We were the wealthiest nation in the history of the planet, but that was never good enough for us.
We always had to spend even more.

Now we have accumulated the greatest mountain of debt the world has ever seen, and someday if our children and our grandchildren have the chance they will curse us for what we have done to them.

Anyone that has run up massive amounts of credit card debt knows that the ride up can be quite enjoyable.  At times, it can seem like the good times will go on forever and that there will never really be any consequences.

But in the end, a very painful day of reckoning always arrives.

The rest of the world is watching what is going on.  They can see us running up all this debt.  The can see the Federal Reserve wildly printing up money.

At some point the rest of the world is going to stop using our increasingly unstable currency to trade with one another and they are going to stop lending us trillions of dollars at super low interest rates.

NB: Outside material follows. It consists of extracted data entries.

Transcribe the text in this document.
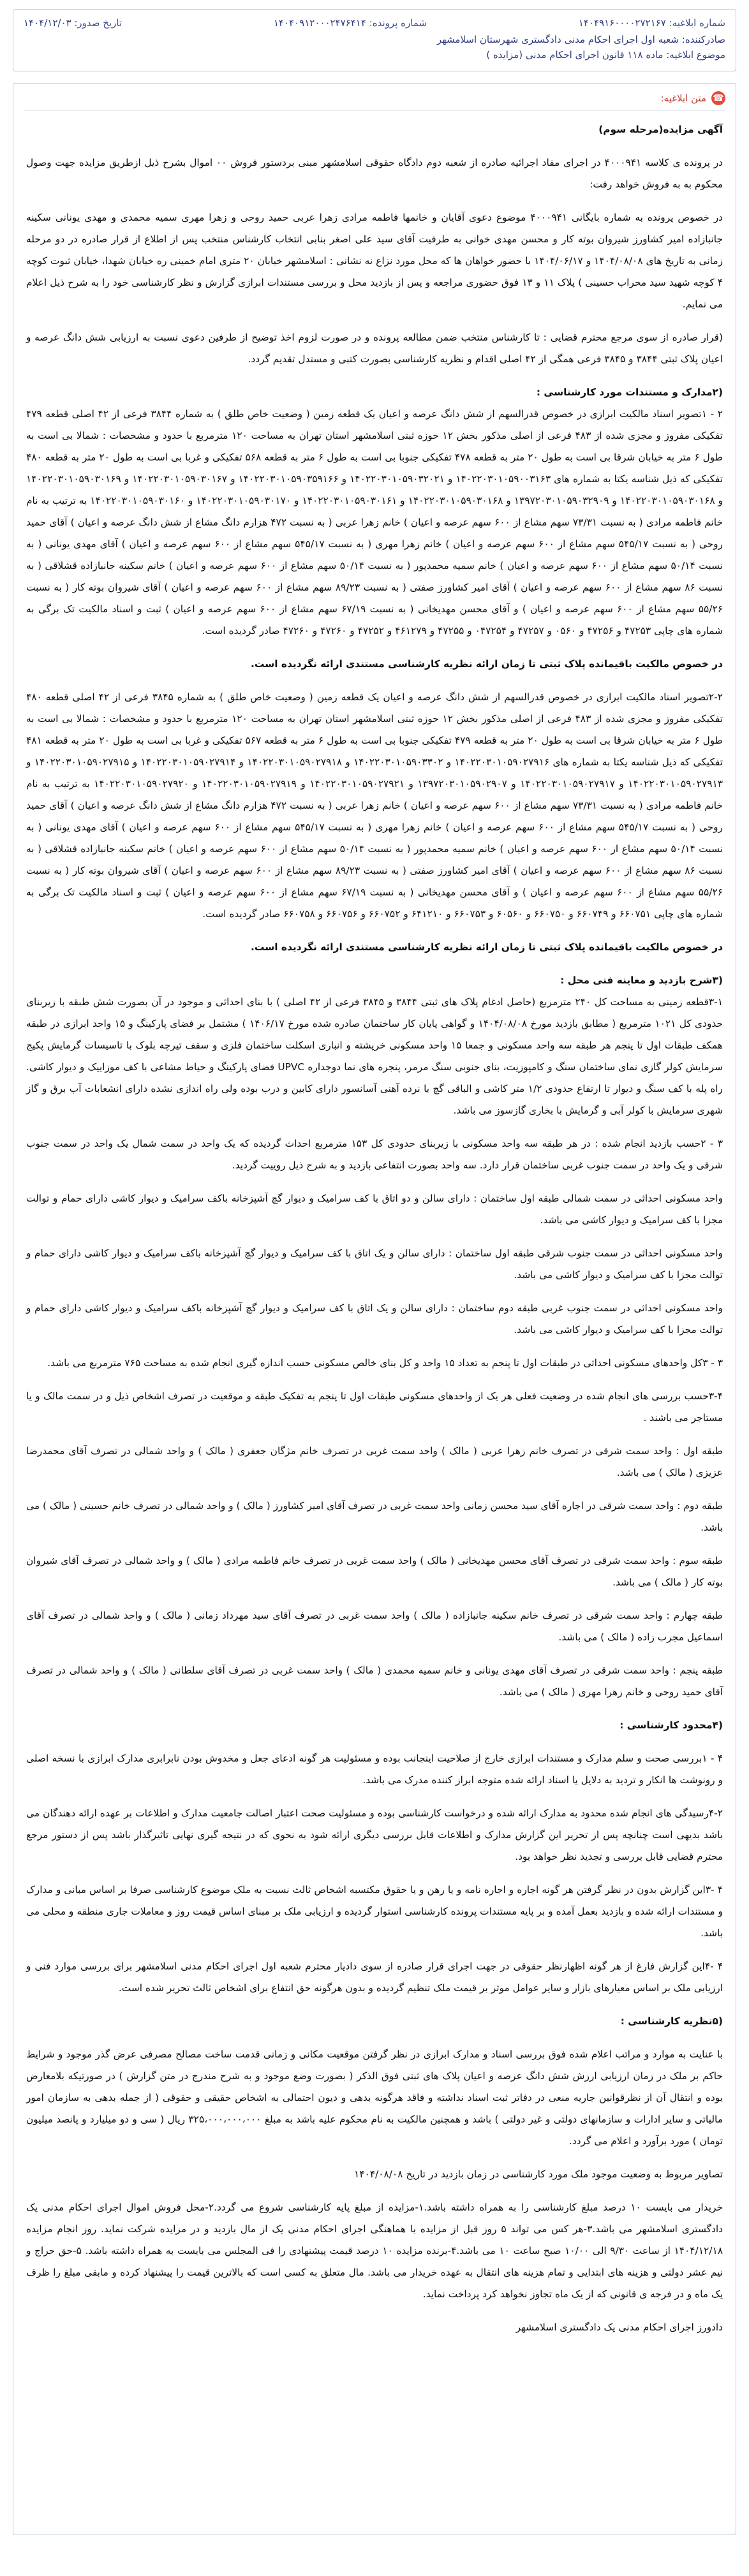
شماره ابلاغیه: ۱۴۰۴۹۱۶۰۰۰۰۲۷۲۱۶۷
شماره پرونده: ۱۴۰۴۰۹۱۲۰۰۰۲۴۷۶۴۱۴
تاریخ صدور: ۱۴۰۴/۱۲/۰۳
صادرکننده: شعبه اول اجرای احکام مدنی دادگستری شهرستان اسلامشهر
موضوع ابلاغیه: ماده ۱۱۸ قانون اجرای احکام مدنی (مزایده )
☎
متن ابلاغیه:

آگهی مزایده(مرحله سوم)

در پرونده ی کلاسه ۴۰۰۰۹۴۱ در اجرای مفاد اجرائیه صادره از شعبه دوم دادگاه حقوقی اسلامشهر مبنی بردستور فروش ۰۰ اموال بشرح ذیل ازطریق مزایده جهت وصول محکوم به به فروش خواهد رفت:

در خصوص پرونده به شماره بایگانی ۴۰۰۰۹۴۱ موضوع دعوی آقایان و خانمها فاطمه مرادی زهرا عربی حمید روحی و زهرا مهری سمیه محمدی و مهدی یونانی سکینه جانبازاده امیر کشاورز شیروان بوته کار و محسن مهدی خوانی به طرفیت آقای سید علی اصغر بنابی انتخاب کارشناس منتخب پس از اطلاع از قرار صادره در دو مرحله زمانی به تاریخ های ۱۴۰۴/۰۸/۰۸ و ۱۴۰۴/۰۶/۱۷ با حضور خواهان ها که محل مورد نزاع نه نشانی : اسلامشهر خیابان ۲۰ متری امام خمینی ره خیابان شهدا، خیابان ثبوت کوچه ۴ کوچه شهید سید محراب حسینی ) پلاک ۱۱ و ۱۳ فوق حضوری مراجعه و پس از بازدید محل و بررسی مستندات ابرازی گزارش و نظر کارشناسی خود را به شرح ذیل اعلام می نمایم.

(قرار صادره از سوی مرجع محترم قضایی : تا کارشناس منتخب ضمن مطالعه پرونده و در صورت لزوم اخذ توضیح از طرفین دعوی نسبت به ارزیابی شش دانگ عرصه و اعیان پلاک ثبتی ۳۸۴۴ و ۳۸۴۵ فرعی همگی از ۴۲ اصلی اقدام و نظریه کارشناسی بصورت کتبی و مستدل تقدیم گردد.

(۲مدارک و مستندات مورد کارشناسی :

۲ - ۱تصویر اسناد مالکیت ابرازی در خصوص قدرالسهم از شش دانگ عرصه و اعیان یک قطعه زمین ( وضعیت خاص طلق ) به شماره ۳۸۴۴ فرعی از ۴۲ اصلی قطعه ۴۷۹ تفکیکی مفروز و مجزی شده از ۴۸۳ فرعی از اصلی مذکور بخش ۱۲ حوزه ثبتی اسلامشهر استان تهران به مساحت ۱۲۰ مترمربع با حدود و مشخصات : شمالا بی است به طول ۶ متر به خیابان شرقا بی است به طول ۲۰ متر به قطعه ۴۷۸ تفکیکی جنوبا بی است به طول ۶ متر به قطعه ۵۶۸ تفکیکی و غربا بی است به طول ۲۰ متر به قطعه ۴۸۰ تفکیکی که ذیل شناسه یکتا به شماره های ۱۴۰۲۲۰۳۰۱۰۵۹۰۰۳۱۶۳ و ۱۴۰۲۲۰۳۰۱۰۵۹۰۳۲۰۲۱ و ۱۴۰۲۲۰۳۰۱۰۵۹۰۳۵۹۱۶۶ و ۱۴۰۲۲۰۳۰۱۰۵۹۰۳۰۱۶۷ و ۱۴۰۲۲۰۳۰۱۰۵۹۰۳۰۱۶۹ و ۱۴۰۲۲۰۳۰۱۰۵۹۰۳۰۱۶۸ و ۱۳۹۷۲۰۳۰۱۰۵۹۰۳۲۹۰۹ و ۱۴۰۲۲۰۳۰۱۰۵۹۰۳۰۱۶۸ و ۱۴۰۲۲۰۳۰۱۰۵۹۰۳۰۱۶۱ و ۱۴۰۲۲۰۳۰۱۰۵۹۰۳۰۱۷۰ و ۱۴۰۲۲۰۳۰۱۰۵۹۰۳۰۱۶۰ به ترتیب به نام خانم فاطمه مرادی ( به نسبت ۷۳/۳۱ سهم مشاع از ۶۰۰ سهم عرصه و اعیان ) خانم زهرا عربی ( به نسبت ۴۷۲ هزارم دانگ مشاع از شش دانگ عرصه و اعیان ) آقای حمید روحی ( به نسبت ۵۴۵/۱۷ سهم مشاع از ۶۰۰ سهم عرصه و اعیان ) خانم زهرا مهری ( به نسبت ۵۴۵/۱۷ سهم مشاع از ۶۰۰ سهم عرصه و اعیان ) آقای مهدی یونانی ( به نسبت ۵۰/۱۴ سهم مشاع از ۶۰۰ سهم عرصه و اعیان ) خانم سمیه محمدپور ( به نسبت ۵۰/۱۴ سهم مشاع از ۶۰۰ سهم عرصه و اعیان ) خانم سکینه جانبازاده قشلاقی ( به نسبت ۸۶ سهم مشاع از ۶۰۰ سهم عرصه و اعیان ) آقای امیر کشاورز صفتی ( به نسبت ۸۹/۲۳ سهم مشاع از ۶۰۰ سهم عرصه و اعیان ) آقای شیروان بوته کار ( به نسبت ۵۵/۲۶ سهم مشاع از ۶۰۰ سهم عرصه و اعیان ) و آقای محسن مهدیخانی ( به نسبت ۶۷/۱۹ سهم مشاع از ۶۰۰ سهم عرصه و اعیان ) ثبت و اسناد مالکیت تک برگی به شماره های چاپی ۴۷۲۵۳ و ۴۷۲۵۶ و ۰۵۶۰ و ۴۷۲۵۷ و ۰۴۷۲۵۴ و ۴۷۲۵۵ و ۴۶۱۲۷۹ و ۴۷۲۵۲ و ۴۷۲۶۰ و ۴۷۲۶۰ صادر گردیده است.

در خصوص مالکیت باقیمانده پلاک ثبتی تا زمان ارائه نظریه کارشناسی مستندی ارائه نگردیده است.

۲-۲تصویر اسناد مالکیت ابرازی در خصوص قدرالسهم از شش دانگ عرصه و اعیان یک قطعه زمین ( وضعیت خاص طلق ) به شماره ۳۸۴۵ فرعی از ۴۲ اصلی قطعه ۴۸۰ تفکیکی مفروز و مجزی شده از ۴۸۳ فرعی از اصلی مذکور بخش ۱۲ حوزه ثبتی اسلامشهر استان تهران به مساحت ۱۲۰ مترمربع با حدود و مشخصات : شمالا بی است به طول ۶ متر به خیابان شرقا بی است به طول ۲۰ متر به قطعه ۴۷۹ تفکیکی جنوبا بی است به طول ۶ متر به قطعه ۵۶۷ تفکیکی و غربا بی است به طول ۲۰ متر به قطعه ۴۸۱ تفکیکی که ذیل شناسه یکتا به شماره های ۱۴۰۲۲۰۳۰۱۰۵۹۰۲۷۹۱۶ و ۱۴۰۲۲۰۳۰۱۰۵۹۰۳۳۰۲ و ۱۴۰۲۲۰۳۰۱۰۵۹۰۲۷۹۱۸ و ۱۴۰۲۲۰۳۰۱۰۵۹۰۲۷۹۱۴ و ۱۴۰۲۲۰۳۰۱۰۵۹۰۲۷۹۱۵ و ۱۴۰۲۲۰۳۰۱۰۵۹۰۲۷۹۱۳ و ۱۴۰۲۲۰۳۰۱۰۵۹۰۲۷۹۱۷ و ۱۳۹۷۲۰۳۰۱۰۵۹۰۲۹۰۷ و ۱۴۰۲۲۰۳۰۱۰۵۹۰۲۷۹۲۱ و ۱۴۰۲۲۰۳۰۱۰۵۹۰۲۷۹۱۹ و ۱۴۰۲۲۰۳۰۱۰۵۹۰۲۷۹۲۰ به ترتیب به نام خانم فاطمه مرادی ( به نسبت ۷۳/۳۱ سهم مشاع از ۶۰۰ سهم عرصه و اعیان ) خانم زهرا عربی ( به نسبت ۴۷۲ هزارم دانگ مشاع از شش دانگ عرصه و اعیان ) آقای حمید روحی ( به نسبت ۵۴۵/۱۷ سهم مشاع از ۶۰۰ سهم عرصه و اعیان ) خانم زهرا مهری ( به نسبت ۵۴۵/۱۷ سهم مشاع از ۶۰۰ سهم عرصه و اعیان ) آقای مهدی یونانی ( به نسبت ۵۰/۱۴ سهم مشاع از ۶۰۰ سهم عرصه و اعیان ) خانم سمیه محمدپور ( به نسبت ۵۰/۱۴ سهم مشاع از ۶۰۰ سهم عرصه و اعیان ) خانم سکینه جانبازاده قشلاقی ( به نسبت ۸۶ سهم مشاع از ۶۰۰ سهم عرصه و اعیان ) آقای امیر کشاورز صفتی ( به نسبت ۸۹/۲۳ سهم مشاع از ۶۰۰ سهم عرصه و اعیان ) آقای شیروان بوته کار ( به نسبت ۵۵/۲۶ سهم مشاع از ۶۰۰ سهم عرصه و اعیان ) و آقای محسن مهدیخانی ( به نسبت ۶۷/۱۹ سهم مشاع از ۶۰۰ سهم عرصه و اعیان ) ثبت و اسناد مالکیت تک برگی به شماره های چاپی ۶۶۰۷۵۱ و ۶۶۰۷۴۹ و ۶۶۰۷۵۰ و ۶۰۵۶۰ و ۶۶۰۷۵۳ و ۶۴۱۲۱۰ و ۶۶۰۷۵۲ و ۶۶۰۷۵۶ و ۶۶۰۷۵۸ صادر گردیده است.

در خصوص مالکیت باقیمانده پلاک ثبتی تا زمان ارائه نظریه کارشناسی مستندی ارائه نگردیده است.

(۳شرح بازدید و معاینه فنی محل :

۳-۱قطعه زمینی به مساحت کل ۲۴۰ مترمربع (حاصل ادغام پلاک های ثبتی ۳۸۴۴ و ۳۸۴۵ فرعی از ۴۲ اصلی ) با بنای احداثی و موجود در آن بصورت شش طبقه با زیربنای حدودی کل ۱۰۲۱ مترمربع ( مطابق بازدید مورخ ۱۴۰۴/۰۸/۰۸ و گواهی پایان کار ساختمان صادره شده مورخ ۱۴۰۶/۱۷ ) مشتمل بر فضای پارکینگ و ۱۵ واحد ابرازی در طبقه همکف طبقات اول تا پنجم هر طبقه سه واحد مسکونی و جمعا ۱۵ واحد مسکونی خرپشته و انباری اسکلت ساختمان فلزی و سقف تیرچه بلوک با تاسیسات گرمایش پکیج سرمایش کولر گازی نمای ساختمان سنگ و کامپوزیت، بنای جنوبی سنگ مرمر، پنجره های نما دوجداره UPVC فضای پارکینگ و حیاط مشاعی با کف موزاییک و دیوار کاشی. راه پله با کف سنگ و دیوار تا ارتفاع حدودی ۱/۲ متر کاشی و الباقی گچ با نرده آهنی آسانسور دارای کابین و درب بوده ولی راه اندازی نشده دارای انشعابات آب برق و گاز شهری سرمایش با کولر آبی و گرمایش با بخاری گازسوز می باشد.

۳ - ۲حسب بازدید انجام شده : در هر طبقه سه واحد مسکونی با زیربنای حدودی کل ۱۵۳ مترمربع احداث گردیده که یک واحد در سمت شمال یک واحد در سمت جنوب شرقی و یک واحد در سمت جنوب غربی ساختمان قرار دارد. سه واحد بصورت انتفاعی بازدید و به شرح ذیل روییت گردید.

واحد مسکونی احداثی در سمت شمالی طبقه اول ساختمان : دارای سالن و دو اتاق با کف سرامیک و دیوار گچ آشپزخانه باکف سرامیک و دیوار کاشی دارای حمام و توالت مجزا با کف سرامیک و دیوار کاشی می باشد.

واحد مسکونی احداثی در سمت جنوب شرقی طبقه اول ساختمان : دارای سالن و یک اتاق با کف سرامیک و دیوار گچ آشپزخانه باکف سرامیک و دیوار کاشی دارای حمام و توالت مجزا با کف سرامیک و دیوار کاشی می باشد.

واحد مسکونی احداثی در سمت جنوب غربی طبقه دوم ساختمان : دارای سالن و یک اتاق با کف سرامیک و دیوار گچ آشپزخانه باکف سرامیک و دیوار کاشی دارای حمام و توالت مجزا با کف سرامیک و دیوار کاشی می باشد.

۳ - ۳کل واحدهای مسکونی احداثی در طبقات اول تا پنجم به تعداد ۱۵ واحد و کل بنای خالص مسکونی حسب اندازه گیری انجام شده به مساحت ۷۶۵ مترمربع می باشد.

۳-۴حسب بررسی های انجام شده در وضعیت فعلی هر یک از واحدهای مسکونی طبقات اول تا پنجم به تفکیک طبقه و موقعیت در تصرف اشخاص ذیل و در سمت مالک و یا مستاجر می باشند .

طبقه اول : واحد سمت شرقی در تصرف خانم زهرا عربی ( مالک ) واحد سمت غربی در تصرف خانم مژگان جعفری ( مالک ) و واحد شمالی در تصرف آقای محمدرضا عزیزی ( مالک ) می باشد.

طبقه دوم : واحد سمت شرقی در اجاره آقای سید محسن زمانی واحد سمت غربی در تصرف آقای امیر کشاورز ( مالک ) و واحد شمالی در تصرف خانم حسینی ( مالک ) می باشد.

طبقه سوم : واحد سمت شرقی در تصرف آقای محسن مهدیخانی ( مالک ) واحد سمت غربی در تصرف خانم فاطمه مرادی ( مالک ) و واحد شمالی در تصرف آقای شیروان بوته کار ( مالک ) می باشد.

طبقه چهارم : واحد سمت شرقی در تصرف خانم سکینه جانبازاده ( مالک ) واحد سمت غربی در تصرف آقای سید مهرداد زمانی ( مالک ) و واحد شمالی در تصرف آقای اسماعیل مجرب زاده ( مالک ) می باشد.

طبقه پنجم : واحد سمت شرقی در تصرف آقای مهدی یونانی و خانم سمیه محمدی ( مالک ) واحد سمت غربی در تصرف آقای سلطانی ( مالک ) و واحد شمالی در تصرف آقای حمید روحی و خانم زهرا مهری ( مالک ) می باشد.

(۴محدود کارشناسی :

۴ - ۱بررسی صحت و سلم مدارک و مستندات ابرازی خارج از صلاحیت اینجانب بوده و مسئولیت هر گونه ادعای جعل و مخدوش بودن نابرابری مدارک ابرازی با نسخه اصلی و رونوشت ها انکار و تردید به دلایل یا اسناد ارائه شده متوجه ابراز کننده مدرک می باشد.

۴-۲رسیدگی های انجام شده محدود به مدارک ارائه شده و درخواست کارشناسی بوده و مسئولیت صحت اعتبار اصالت جامعیت مدارک و اطلاعات بر عهده ارائه دهندگان می باشد بدیهی است چنانچه پس از تحریر این گزارش مدارک و اطلاعات قابل بررسی دیگری ارائه شود به نحوی که در نتیجه گیری نهایی تاثیرگذار باشد پس از دستور مرجع محترم قضایی قابل بررسی و تجدید نظر خواهد بود.

۴ -۳این گزارش بدون در نظر گرفتن هر گونه اجاره و اجاره نامه و یا رهن و یا حقوق مکتسبه اشخاص ثالث نسبت به ملک موضوع کارشناسی صرفا بر اساس مبانی و مدارک و مستندات ارائه شده و بازدید بعمل آمده و بر پایه مستندات پرونده کارشناسی استوار گردیده و ارزیابی ملک بر مبنای اساس قیمت روز و معاملات جاری منطقه و محلی می باشد.

۴ -۴این گزارش فارغ از هر گونه اظهارنظر حقوقی در جهت اجرای قرار صادره از سوی دادیار محترم شعبه اول اجرای احکام مدنی اسلامشهر برای بررسی موارد فنی و ارزیابی ملک بر اساس معیارهای بازار و سایر عوامل موثر بر قیمت ملک تنظیم گردیده و بدون هرگونه حق انتفاع برای اشخاص ثالث تحریر شده است.

(۵نظریه کارشناسی :

با عنایت به موارد و مراتب اعلام شده فوق بررسی اسناد و مدارک ابرازی در نظر گرفتن موقعیت مکانی و زمانی قدمت ساخت مصالح مصرفی عرض گذر موجود و شرایط حاکم بر ملک در زمان ارزیابی ارزش شش دانگ عرصه و اعیان پلاک های ثبتی فوق الذکر ( بصورت وضع موجود و به شرح مندرج در متن گزارش ) در صورتیکه بلامعارض بوده و انتقال آن از نظرقوانین جاریه منعی در دفاتر ثبت اسناد نداشته و فاقد هرگونه بدهی و دیون احتمالی به اشخاص حقیقی و حقوقی ( از جمله بدهی به سازمان امور مالیاتی و سایر ادارات و سازمانهای دولتی و غیر دولتی ) باشد و همچنین مالکیت به نام محکوم علیه باشد به مبلغ ۳۲۵،۰۰۰،۰۰۰،۰۰۰ ریال ( سی و دو میلیارد و پانصد میلیون تومان ) مورد برآورد و اعلام می گردد.

تصاویر مربوط به وضعیت موجود ملک مورد کارشناسی در زمان بازدید در تاریخ ۱۴۰۴/۰۸/۰۸

خریدار می بایست ۱۰ درصد مبلغ کارشناسی را به همراه داشته باشد.۱-مزایده از مبلغ پایه کارشناسی شروع می گردد.۲-محل فروش اموال اجرای احکام مدنی یک دادگستری اسلامشهر می باشد.۳-هر کس می تواند ۵ روز قبل از مزایده با هماهنگی اجرای احکام مدنی یک از مال بازدید و در مزایده شرکت نماید. روز انجام مزایده ۱۴۰۴/۱۲/۱۸ از ساعت ۹/۳۰ الی ۱۰/۰۰ صبح ساعت ۱۰ می باشد.۴-برنده مزایده ۱۰ درصد قیمت پیشنهادی را فی المجلس می بایست به همراه داشته باشد. ۵-حق حراج و نیم عشر دولتی و هزینه های ابتدایی و تمام هزینه های انتقال به عهده خریدار می باشد. مال متعلق به کسی است که بالاترین قیمت را پیشنهاد کرده و مابقی مبلغ را ظرف یک ماه و در فرجه ی قانونی که از یک ماه تجاوز نخواهد کرد پرداخت نماید.

دادورز اجرای احکام مدنی یک دادگستری اسلامشهر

When that time arrives, the consequences of decades of very foolish decisions will catch up to us very rapidly.

If only we had listened to our forefathers.

Thomas Jefferson once said that if he could add just one more amendment to the U.S. Constitution it would be a complete ban on all borrowing by the federal government
I wish it were possible to obtain a single amendment to our Constitution. I would be willing to depend on that alone for the reduction of the administration of our government to the genuine principles of its Constitution; I mean an additional article, taking from the federal government the power of borrowing.
How much better off would we be today if we had only listened to him?